Melania and Me
- Author: Stephanie Winston Wolkoff
- Subject: Melania Trump
- Genre: Memoir
- Published: September 1, 2020
- Publisher: Gallery Books
- Publication place: United States
- Media type: Print, e-book, audiobook
- Pages: 352
- ISBN: 978-1-9821-5124-9 (Hardcover)

= Melania and Me =

2020 book by Stephanie Winston Wolkoff

Melania and Me is a book by the American business executive Stephanie Winston Wolkoff about her time spent working for and her friendship with Melania Trump, the then–First Lady of the United States. It was published on September 1, 2020, by Gallery Books.
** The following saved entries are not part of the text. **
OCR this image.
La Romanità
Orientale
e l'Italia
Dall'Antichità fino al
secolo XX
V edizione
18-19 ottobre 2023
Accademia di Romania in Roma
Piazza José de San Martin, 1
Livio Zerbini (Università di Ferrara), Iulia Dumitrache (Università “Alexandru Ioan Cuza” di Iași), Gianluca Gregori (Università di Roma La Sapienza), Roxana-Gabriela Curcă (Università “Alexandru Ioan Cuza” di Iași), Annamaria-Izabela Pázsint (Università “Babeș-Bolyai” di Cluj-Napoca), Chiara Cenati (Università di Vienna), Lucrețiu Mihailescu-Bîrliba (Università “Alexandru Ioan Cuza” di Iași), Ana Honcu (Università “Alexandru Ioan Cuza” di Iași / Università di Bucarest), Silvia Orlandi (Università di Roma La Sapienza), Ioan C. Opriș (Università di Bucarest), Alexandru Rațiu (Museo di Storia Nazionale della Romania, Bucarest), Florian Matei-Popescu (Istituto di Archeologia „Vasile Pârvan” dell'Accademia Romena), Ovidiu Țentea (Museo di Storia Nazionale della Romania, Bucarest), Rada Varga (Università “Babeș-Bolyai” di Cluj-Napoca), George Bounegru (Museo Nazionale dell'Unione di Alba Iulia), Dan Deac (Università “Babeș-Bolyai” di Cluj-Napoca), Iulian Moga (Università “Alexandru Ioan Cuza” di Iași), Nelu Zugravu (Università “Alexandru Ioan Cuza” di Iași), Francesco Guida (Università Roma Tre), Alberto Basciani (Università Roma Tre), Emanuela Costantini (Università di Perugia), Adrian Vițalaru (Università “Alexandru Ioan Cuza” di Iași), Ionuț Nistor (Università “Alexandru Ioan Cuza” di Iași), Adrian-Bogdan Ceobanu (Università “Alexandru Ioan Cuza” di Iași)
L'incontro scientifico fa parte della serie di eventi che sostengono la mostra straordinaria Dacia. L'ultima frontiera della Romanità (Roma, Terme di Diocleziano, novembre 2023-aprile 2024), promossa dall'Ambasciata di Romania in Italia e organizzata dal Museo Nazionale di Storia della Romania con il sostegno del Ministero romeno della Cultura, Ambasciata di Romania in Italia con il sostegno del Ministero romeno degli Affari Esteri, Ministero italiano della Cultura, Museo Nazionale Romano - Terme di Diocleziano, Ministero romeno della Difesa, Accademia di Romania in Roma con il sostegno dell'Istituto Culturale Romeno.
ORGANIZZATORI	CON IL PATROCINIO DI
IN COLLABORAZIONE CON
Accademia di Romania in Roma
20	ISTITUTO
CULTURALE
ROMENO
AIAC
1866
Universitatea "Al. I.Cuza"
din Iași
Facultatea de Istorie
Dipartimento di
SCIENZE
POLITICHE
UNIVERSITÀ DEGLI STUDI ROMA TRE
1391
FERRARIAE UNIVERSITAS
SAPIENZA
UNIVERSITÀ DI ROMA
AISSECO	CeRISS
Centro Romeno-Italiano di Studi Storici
Wolkoff's memoir details her friendship of 15 years with Trump that ended with her being fired after damaging publicity about the finances of the first inauguration of Donald Trump, which Wolkoff largely organized. The book contains extensive direct quotes from Melania Trump; when asked how that was possible, Wolkoff explained that after her relations with the first lady soured, she began recording conversations.

The Justice Department filed suit against Wolkoff in October 2020, asserting she had violated a nondisclosure agreement by revealing confidential information acquired while working for the then-First company Lady. This was dropped by the Justice Department in February 2021.